La vista
aérea de una habitación que es un cuadrado perfecto pintado en absoluto negro
salvo por una fina línea blanca que la cruza en la exacta mitad. Un hombre
joven, delgado, desnudo, se desplaza por sobre la línea como si esta fuera un
alambre y él un equilibrista.
En la mente
se abren escenarios de una complejidad difícilmente descriptible. Digo
escenarios porque de algún modo hay que llamarlos y en principio no encuentro
otra palabra que se me antoje más apropiada, podrían ser también paisajes. Entonces:
escenarios o paisajes que son, intentando ser preciso, entramados hechos con
infinidad de imágenes superpuestas. Imágenes que se transitan de acuerdo a
leyes que no son las de la razón, ni de ninguna de sus ramificaciones más
específicas como, por dar un ejemplo, la lógica. Yuxtaposiciones de un
contenido inabordable por otro medio que no sea la imaginación pura, la que
ocurre, con exclusividad, en el teatro situado dentro de las cabezas de las
personas.
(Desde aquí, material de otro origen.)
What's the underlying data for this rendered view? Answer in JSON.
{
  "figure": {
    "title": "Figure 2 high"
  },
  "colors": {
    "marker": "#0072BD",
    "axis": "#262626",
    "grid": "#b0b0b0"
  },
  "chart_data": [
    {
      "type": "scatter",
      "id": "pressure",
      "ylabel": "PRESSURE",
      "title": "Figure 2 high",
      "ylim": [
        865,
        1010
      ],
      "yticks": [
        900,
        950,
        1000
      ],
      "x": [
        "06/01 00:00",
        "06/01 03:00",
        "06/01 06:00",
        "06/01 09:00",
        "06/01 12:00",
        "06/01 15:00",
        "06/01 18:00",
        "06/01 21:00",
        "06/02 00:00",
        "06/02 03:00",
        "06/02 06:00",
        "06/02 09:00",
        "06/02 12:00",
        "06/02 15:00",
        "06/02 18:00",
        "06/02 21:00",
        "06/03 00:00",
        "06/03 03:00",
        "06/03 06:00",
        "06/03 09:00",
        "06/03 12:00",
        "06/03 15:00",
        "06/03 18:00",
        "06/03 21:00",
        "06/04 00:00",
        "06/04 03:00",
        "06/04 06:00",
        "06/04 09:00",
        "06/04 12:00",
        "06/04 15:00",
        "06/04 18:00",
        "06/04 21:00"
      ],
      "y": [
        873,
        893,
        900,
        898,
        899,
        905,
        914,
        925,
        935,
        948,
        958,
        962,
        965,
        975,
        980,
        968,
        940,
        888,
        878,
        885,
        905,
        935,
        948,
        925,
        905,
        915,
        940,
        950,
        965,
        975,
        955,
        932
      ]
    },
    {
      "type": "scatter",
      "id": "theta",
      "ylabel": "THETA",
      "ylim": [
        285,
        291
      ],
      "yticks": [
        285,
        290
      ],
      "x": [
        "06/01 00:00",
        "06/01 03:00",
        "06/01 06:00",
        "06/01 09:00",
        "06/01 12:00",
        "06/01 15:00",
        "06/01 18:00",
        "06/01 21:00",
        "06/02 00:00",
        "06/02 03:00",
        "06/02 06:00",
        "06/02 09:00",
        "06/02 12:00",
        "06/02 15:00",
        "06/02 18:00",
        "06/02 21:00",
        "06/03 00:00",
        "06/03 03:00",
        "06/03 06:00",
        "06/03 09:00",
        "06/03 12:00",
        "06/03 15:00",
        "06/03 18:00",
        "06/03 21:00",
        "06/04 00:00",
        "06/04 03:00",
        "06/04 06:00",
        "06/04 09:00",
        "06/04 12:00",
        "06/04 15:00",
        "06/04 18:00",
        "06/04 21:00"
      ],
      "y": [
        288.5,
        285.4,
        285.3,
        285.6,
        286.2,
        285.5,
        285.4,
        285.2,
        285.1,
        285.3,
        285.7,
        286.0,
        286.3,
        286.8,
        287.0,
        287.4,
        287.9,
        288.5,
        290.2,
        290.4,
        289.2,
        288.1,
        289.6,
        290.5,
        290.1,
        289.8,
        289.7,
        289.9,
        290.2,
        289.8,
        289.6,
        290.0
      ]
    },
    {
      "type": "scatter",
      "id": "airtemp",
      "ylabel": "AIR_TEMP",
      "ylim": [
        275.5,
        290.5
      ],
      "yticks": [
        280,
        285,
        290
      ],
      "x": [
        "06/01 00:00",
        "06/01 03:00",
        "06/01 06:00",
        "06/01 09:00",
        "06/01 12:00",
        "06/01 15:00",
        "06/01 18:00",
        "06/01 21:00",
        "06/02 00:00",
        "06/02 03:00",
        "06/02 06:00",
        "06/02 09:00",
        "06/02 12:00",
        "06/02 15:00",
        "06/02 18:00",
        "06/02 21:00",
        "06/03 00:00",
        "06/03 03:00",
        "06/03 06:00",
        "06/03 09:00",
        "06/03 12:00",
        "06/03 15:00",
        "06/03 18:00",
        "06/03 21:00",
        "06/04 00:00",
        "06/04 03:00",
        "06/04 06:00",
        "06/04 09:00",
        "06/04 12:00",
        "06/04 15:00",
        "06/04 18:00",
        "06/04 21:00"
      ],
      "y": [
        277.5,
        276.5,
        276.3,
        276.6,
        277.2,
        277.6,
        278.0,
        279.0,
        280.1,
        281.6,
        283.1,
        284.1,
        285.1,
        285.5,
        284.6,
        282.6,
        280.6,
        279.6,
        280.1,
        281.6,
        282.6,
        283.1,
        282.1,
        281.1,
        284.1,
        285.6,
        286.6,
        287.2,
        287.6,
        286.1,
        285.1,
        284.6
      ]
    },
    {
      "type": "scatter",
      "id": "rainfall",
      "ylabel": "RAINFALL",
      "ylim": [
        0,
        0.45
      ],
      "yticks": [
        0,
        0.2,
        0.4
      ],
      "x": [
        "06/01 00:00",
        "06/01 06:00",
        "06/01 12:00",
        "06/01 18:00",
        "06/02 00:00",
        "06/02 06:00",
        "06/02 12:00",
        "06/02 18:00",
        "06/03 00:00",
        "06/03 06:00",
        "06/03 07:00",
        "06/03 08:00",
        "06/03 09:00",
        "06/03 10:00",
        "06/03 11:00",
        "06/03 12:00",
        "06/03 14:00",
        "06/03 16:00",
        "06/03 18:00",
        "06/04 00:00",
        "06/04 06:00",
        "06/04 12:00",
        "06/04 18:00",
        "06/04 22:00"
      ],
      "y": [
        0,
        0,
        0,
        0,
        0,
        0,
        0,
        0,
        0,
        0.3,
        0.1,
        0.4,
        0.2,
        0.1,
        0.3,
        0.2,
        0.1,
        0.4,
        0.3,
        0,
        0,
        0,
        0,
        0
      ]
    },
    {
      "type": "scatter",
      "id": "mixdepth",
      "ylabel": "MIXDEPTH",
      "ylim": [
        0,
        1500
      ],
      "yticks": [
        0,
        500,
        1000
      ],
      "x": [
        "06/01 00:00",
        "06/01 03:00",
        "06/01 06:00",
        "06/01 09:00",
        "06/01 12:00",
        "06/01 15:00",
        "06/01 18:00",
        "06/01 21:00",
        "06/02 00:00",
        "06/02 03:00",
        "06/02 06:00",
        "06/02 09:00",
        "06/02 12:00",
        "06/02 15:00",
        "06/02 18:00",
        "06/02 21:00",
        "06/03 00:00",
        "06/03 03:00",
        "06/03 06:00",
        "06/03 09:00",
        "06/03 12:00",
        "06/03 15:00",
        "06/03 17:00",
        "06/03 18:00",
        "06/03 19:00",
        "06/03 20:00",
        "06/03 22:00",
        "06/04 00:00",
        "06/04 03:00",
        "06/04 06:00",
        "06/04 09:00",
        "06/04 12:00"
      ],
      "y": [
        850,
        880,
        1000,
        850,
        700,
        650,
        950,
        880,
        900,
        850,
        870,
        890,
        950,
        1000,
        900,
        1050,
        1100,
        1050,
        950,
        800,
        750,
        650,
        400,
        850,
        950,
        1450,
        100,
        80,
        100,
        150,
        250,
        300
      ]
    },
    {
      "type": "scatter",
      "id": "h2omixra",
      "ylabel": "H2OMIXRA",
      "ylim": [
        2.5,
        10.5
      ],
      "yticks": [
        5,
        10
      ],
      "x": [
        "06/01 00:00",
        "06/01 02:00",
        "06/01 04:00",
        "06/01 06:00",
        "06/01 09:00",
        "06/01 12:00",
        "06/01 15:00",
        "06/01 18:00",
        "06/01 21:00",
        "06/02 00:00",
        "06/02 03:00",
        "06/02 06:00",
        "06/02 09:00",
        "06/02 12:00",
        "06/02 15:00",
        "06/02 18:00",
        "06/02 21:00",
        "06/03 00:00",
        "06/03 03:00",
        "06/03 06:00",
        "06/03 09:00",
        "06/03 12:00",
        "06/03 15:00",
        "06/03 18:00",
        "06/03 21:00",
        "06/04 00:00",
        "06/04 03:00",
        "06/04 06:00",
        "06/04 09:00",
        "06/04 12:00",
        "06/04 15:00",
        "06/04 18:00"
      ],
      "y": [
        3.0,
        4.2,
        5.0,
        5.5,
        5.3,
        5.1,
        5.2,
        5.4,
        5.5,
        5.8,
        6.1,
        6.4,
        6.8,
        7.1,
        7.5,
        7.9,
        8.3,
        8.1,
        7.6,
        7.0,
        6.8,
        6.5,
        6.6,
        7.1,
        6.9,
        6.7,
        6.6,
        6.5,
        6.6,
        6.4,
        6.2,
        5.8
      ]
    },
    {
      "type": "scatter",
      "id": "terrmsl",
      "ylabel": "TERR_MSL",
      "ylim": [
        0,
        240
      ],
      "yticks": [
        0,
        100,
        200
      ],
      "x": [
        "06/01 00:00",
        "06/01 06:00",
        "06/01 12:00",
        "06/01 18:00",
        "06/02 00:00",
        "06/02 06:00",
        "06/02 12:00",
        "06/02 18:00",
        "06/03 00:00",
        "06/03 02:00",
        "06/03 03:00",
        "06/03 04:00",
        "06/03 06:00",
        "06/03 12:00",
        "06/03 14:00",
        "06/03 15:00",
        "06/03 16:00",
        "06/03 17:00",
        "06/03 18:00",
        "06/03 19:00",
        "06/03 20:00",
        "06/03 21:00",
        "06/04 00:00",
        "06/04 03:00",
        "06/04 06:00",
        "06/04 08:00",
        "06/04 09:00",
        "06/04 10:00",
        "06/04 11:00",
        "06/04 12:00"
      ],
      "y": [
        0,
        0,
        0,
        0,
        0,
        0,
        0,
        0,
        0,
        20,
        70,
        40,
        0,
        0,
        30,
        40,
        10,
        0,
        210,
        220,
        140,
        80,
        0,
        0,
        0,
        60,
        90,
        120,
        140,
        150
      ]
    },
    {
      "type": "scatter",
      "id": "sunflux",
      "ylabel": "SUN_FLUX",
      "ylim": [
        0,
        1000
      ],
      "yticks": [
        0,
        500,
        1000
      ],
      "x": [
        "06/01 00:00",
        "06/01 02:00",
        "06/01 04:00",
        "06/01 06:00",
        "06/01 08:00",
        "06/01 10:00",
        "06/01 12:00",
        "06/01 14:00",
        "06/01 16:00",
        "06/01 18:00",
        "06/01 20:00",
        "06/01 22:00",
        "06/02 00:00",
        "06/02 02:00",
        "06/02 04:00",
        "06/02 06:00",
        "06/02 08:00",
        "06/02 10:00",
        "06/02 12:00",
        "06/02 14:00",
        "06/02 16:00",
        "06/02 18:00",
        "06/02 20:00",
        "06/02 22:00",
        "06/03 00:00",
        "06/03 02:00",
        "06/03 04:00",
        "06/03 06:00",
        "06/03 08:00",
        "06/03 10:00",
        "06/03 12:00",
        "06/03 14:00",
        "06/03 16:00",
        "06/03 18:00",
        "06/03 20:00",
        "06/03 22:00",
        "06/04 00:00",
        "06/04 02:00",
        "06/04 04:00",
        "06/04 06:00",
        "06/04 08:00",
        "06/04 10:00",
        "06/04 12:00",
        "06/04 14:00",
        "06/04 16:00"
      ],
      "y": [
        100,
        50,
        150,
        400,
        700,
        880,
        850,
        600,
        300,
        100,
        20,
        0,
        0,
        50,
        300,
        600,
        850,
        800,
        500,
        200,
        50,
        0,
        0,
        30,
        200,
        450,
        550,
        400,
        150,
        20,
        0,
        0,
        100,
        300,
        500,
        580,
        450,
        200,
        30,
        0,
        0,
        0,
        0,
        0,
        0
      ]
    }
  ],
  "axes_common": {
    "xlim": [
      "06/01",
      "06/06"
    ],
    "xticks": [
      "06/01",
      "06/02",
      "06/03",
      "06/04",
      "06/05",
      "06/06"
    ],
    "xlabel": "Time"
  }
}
La búsqueda, insensata, de transcripción de esos entramados mentales
es frecuentemente acometida a través de que lo que tendemos a denominar como arte;
creo que la otra alternativa es la locura, y por supuesto siempre está presente
y abierta la posibilidad del desinterés, formula que pareciera ser la más
elegida y es además la permanente tentación de gente en proceso de
enloquecimiento y de artistas, que son en definitiva la misma cosa, porque la pretensión
de representar lo irrepresentable termina inevitablemente en el camino que
conduce a la locura, o en algo, que de tan parecido, no tiene para sí una
definición más propia. Lo que pasa es que siempre es preferible enloquecer por
buscar algo que hacerlo por haberlo decidido perdido.